D'un altro. Sarà d'un altro. Come prima dei miei baci.
La sua voce, il suo corpo chiaro. I suoi occhi infiniti.

Ormai non l'amo più, è vero, ma forse l'amo ancora.
E' così breve l'amore e così lungo l'oblio.

E siccome in notti come questa l'ho tenuta tra le braccia,
la mia anima non si rassegna d'averla persa.

Benchè questo sia l'ultimo dolore che lei mi causa,
e questi gli ultimi versi che io le scrivo.


PER IL MIO CUORE...

Per il mio cuore basta il tuo petto,
per la tua libertà bastano le mie ali.
Dalla mia bocca arriverà fino in cielo
ciò che stava sopito sulla tua anima.

E' in te l'illusione di ogni giorno.
Giungi come la rugiada sulle corolle.
Scavi l'orizzonte con la tua assenza.
Eternamente in fuga come l'onda.

Ho detto che cantavi nel vento
come i pini e come gli alberi maestri delle navi.
Come quelli sei alta e taciturna.
E di colpo ti rattristi, come un viaggio.

Accogliente come una vecchia strada.
Ti popolano echi e voci nostalgiche.
Io mi sono svegliato e a volte migrano e fuggono
gli uccelli che dormivano nella tua anima.


ABBIAMO PERSO...

Abbiamo perso anche questo crepuscolo.
Nessuno ci ha visto stasera mano nella mano
mentre la notte azzurra cadeva sul mondo.

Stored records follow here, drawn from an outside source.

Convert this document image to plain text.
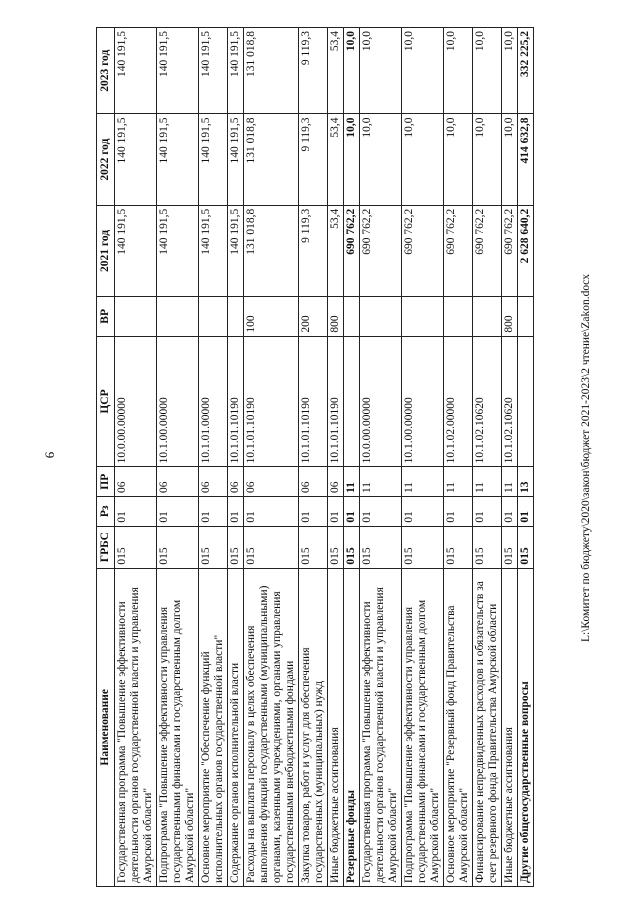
9
Наименование	ГРБС	Рз	ПР	ЦСР	ВР	2021 год	2022 год	2023 год
Государственная программа "Повышение эффективности деятельности органов государственной власти и управления Амурской области"	015	01	06	10.0.00.00000		140 191,5	140 191,5	140 191,5
Подпрограмма "Повышение эффективности управления государственными финансами и государственным долгом Амурской области"	015	01	06	10.1.00.00000		140 191,5	140 191,5	140 191,5
Основное мероприятие "Обеспечение функций исполнительных органов государственной власти"	015	01	06	10.1.01.00000		140 191,5	140 191,5	140 191,5
Содержание органов исполнительной власти	015	01	06	10.1.01.10190		140 191,5	140 191,5	140 191,5
Расходы на выплаты персоналу в целях обеспечения выполнения функций государственными (муниципальными) органами, казенными учреждениями, органами управления государственными внебюджетными фондами	015	01	06	10.1.01.10190	100	131 018,8	131 018,8	131 018,8
Закупка товаров, работ и услуг для обеспечения государственных (муниципальных) нужд	015	01	06	10.1.01.10190	200	9 119,3	9 119,3	9 119,3
Иные бюджетные ассигнования	015	01	06	10.1.01.10190	800	53,4	53,4	53,4
Резервные фонды	015	01	11			690 762,2	10,0	10,0
Государственная программа "Повышение эффективности деятельности органов государственной власти и управления Амурской области"	015	01	11	10.0.00.00000		690 762,2	10,0	10,0
Подпрограмма "Повышение эффективности управления государственными финансами и государственным долгом Амурской области"	015	01	11	10.1.00.00000		690 762,2	10,0	10,0
Основное мероприятие "Резервный фонд Правительства Амурской области"	015	01	11	10.1.02.00000		690 762,2	10,0	10,0
Финансирование непредвиденных расходов и обязательств за счет резервного фонда Правительства Амурской области	015	01	11	10.1.02.10620		690 762,2	10,0	10,0
Иные бюджетные ассигнования	015	01	11	10.1.02.10620	800	690 762,2	10,0	10,0
Другие общегосударственные вопросы	015	01	13			2 628 640,2	414 632,8	332 225,2
L:\Комитет по бюджету\2020\закон\бюджет 2021-2023\2 чтение\Zakon.docx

Ho visto dalla mia finestra
la festa del tramonto sui monti lontani.

A volte, come una moneta
mi si accendeva un pezzo di sole tra le mani.

Io ti ricordavo con l'anima oppressa
da quella tristezza che tu mi conosci.

Dove eri allora?
Tra quali genti?
Dicendo quali parole?
Perchè mi investirà tutto l'amore di colpo
quando mi sento triste e ti sento lontana?

E' caduto il libro che sempre si prende al crepuscolo
e come cane ferito il mantello mi si è accucciato tra i piedi.

Sempre, sempre ti allontani la sera
e vai dove il crepuscolo corre cancellando statue.


CORPO DI DONNA...

Corpo di donna, bianche colline, cosce bianche,
assomigli al mondo nel tuo gesto di abbandono.
Il mio corpo di rude contadino ti scava
e fa scaturire il figlio dal fondo della terra.

Fui solo come un tunnel. Da me fuggivano gli uccelli
e in me irrompeva la notte con la sua potente invasione.
Per sopravvivere a me stesso ti forgiai come un'arma,
come freccia al mio arco, come pietra per la mia fionda.

Ma viene l'ora della vendetta, e ti amo.
Corpo di pelle, di muschio, di latte avido e fermo.
Ah le coppe del seno! Ah gli occhi d'assenza!
Ah le rose del pube! Ah la tua voce lenta e triste!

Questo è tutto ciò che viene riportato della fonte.